At home, Alec drew himself a bath and scrubbed. He gingerly lay back though he hated the rivulets that went down his face afterwards, straight for his eyes. He bathed twice a day all that week. He overheard his mom tell his dad that she was worried about him. “He’s developing some obsessive behaviors,” she said, but she didn’t sound worried, just amused. He liked to amuse her, and so he kept on bathing. 

 

At the end of summer they walked through a hay field where the fescue was as tall as Alec’s shoulders and as high as his mother’s hips. In a depression in the grass, they found a fawn curled up in a perfect oval, breathing in double time. No adult deer in sight. 

“They left her,” he said. 

His mom patted his back. 

“Just for a little while. The mother left the fawn here on purpose because it’s too young to run fast. She’ll come back, when it is safe.”

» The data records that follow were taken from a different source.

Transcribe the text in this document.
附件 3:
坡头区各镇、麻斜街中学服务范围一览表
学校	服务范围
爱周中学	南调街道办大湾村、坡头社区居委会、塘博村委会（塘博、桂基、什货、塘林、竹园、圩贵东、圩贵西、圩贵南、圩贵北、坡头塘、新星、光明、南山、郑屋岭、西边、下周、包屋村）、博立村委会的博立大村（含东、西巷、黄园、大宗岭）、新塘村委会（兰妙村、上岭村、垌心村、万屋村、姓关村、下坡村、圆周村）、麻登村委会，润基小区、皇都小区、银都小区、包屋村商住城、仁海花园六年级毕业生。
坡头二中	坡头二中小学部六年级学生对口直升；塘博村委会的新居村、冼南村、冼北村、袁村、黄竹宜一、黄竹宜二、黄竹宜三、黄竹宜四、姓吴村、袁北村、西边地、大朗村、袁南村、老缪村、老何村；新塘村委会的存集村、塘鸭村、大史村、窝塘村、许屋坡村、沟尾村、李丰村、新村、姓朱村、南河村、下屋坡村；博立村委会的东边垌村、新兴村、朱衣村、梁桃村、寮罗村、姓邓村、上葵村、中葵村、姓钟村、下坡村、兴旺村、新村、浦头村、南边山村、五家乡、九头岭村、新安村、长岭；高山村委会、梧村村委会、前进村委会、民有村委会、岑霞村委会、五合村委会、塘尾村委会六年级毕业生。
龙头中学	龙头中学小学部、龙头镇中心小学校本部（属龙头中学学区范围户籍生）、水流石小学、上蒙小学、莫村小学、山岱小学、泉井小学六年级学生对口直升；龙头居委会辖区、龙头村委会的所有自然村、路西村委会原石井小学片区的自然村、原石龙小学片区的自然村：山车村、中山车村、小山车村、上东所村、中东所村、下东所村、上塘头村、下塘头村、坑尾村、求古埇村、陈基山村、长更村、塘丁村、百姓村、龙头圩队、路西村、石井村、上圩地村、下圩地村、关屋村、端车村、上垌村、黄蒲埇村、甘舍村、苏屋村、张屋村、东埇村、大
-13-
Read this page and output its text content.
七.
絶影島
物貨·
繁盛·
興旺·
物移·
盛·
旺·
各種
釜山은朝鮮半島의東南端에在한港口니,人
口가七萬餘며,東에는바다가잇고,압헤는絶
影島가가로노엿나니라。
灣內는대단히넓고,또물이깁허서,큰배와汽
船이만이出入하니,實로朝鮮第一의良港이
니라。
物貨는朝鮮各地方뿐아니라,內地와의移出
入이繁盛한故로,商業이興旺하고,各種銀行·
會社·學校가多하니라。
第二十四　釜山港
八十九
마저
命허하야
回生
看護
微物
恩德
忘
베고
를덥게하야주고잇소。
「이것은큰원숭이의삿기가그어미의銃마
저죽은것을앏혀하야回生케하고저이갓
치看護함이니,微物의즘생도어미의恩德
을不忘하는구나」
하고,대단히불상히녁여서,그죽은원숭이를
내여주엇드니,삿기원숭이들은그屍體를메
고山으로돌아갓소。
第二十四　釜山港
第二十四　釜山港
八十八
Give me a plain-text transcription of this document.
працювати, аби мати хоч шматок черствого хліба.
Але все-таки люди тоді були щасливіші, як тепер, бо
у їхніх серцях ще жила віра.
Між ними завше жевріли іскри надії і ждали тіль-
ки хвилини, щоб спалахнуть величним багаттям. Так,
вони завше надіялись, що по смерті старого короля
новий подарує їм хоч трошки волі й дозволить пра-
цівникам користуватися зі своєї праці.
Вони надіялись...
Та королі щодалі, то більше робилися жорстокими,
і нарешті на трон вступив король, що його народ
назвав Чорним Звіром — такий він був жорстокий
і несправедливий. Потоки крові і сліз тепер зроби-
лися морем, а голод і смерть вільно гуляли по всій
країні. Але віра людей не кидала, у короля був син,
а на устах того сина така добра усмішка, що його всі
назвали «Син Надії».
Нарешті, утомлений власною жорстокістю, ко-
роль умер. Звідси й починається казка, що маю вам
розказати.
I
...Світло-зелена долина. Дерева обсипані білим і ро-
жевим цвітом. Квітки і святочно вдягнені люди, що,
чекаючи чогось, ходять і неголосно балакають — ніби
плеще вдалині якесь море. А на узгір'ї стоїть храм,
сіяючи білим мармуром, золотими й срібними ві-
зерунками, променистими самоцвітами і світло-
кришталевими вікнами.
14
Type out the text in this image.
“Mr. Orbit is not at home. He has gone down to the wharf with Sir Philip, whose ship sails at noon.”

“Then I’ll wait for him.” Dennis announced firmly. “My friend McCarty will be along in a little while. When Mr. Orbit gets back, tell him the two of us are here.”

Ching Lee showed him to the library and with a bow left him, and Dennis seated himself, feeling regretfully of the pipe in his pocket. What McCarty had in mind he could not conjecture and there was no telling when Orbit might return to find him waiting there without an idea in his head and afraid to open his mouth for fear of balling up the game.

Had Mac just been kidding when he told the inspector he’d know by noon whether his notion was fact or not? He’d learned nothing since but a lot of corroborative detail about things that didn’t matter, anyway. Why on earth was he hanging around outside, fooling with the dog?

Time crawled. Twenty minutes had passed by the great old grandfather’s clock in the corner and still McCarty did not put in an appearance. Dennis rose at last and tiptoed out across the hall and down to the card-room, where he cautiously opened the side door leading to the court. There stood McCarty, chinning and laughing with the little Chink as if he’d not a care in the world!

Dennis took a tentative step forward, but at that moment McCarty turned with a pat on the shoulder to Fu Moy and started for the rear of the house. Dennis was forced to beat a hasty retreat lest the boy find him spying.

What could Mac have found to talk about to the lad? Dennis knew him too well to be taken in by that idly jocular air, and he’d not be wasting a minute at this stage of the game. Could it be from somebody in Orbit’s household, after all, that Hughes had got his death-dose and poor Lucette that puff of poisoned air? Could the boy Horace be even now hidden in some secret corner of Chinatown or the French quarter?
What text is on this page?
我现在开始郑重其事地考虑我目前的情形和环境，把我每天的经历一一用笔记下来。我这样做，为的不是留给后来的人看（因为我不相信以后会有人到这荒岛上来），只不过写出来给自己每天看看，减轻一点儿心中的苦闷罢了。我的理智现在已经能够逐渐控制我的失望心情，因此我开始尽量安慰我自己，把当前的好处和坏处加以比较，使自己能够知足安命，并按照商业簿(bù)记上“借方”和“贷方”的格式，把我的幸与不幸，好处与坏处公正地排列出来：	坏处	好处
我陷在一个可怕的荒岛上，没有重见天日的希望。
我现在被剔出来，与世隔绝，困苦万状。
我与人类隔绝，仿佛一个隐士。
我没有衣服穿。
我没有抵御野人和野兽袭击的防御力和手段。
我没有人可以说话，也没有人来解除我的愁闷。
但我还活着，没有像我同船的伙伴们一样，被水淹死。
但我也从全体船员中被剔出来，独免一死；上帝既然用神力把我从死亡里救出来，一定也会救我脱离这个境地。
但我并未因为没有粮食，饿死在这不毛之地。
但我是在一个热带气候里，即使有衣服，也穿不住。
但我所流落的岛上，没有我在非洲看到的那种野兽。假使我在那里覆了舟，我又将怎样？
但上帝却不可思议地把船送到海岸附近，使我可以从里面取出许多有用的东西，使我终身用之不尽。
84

The next morning, Alec sat at the top of the stairs, afraid to descend. When he finally summoned the courage, he didn’t see his mom, but he found his breakfast, on the table, the apples sliced thin and fanned, the toast cut into crustless triangles. He wandered around. There was the book they were reading together, and the boots they had worn on their hike yesterday. He called for her. 

“She’s gone,” his father said from his chair by the window, a book in his hands. 

“She’ll be back.”


Hollynn Huitt writes and teaches in New York's Mohawk Valley, where she lives in an old farmhouse far from anything and anyone except her husband, children, and many dogs, cats and horses. Her writing has appeared in Stone Canoe, Hobart, and Pank Literary Magazine.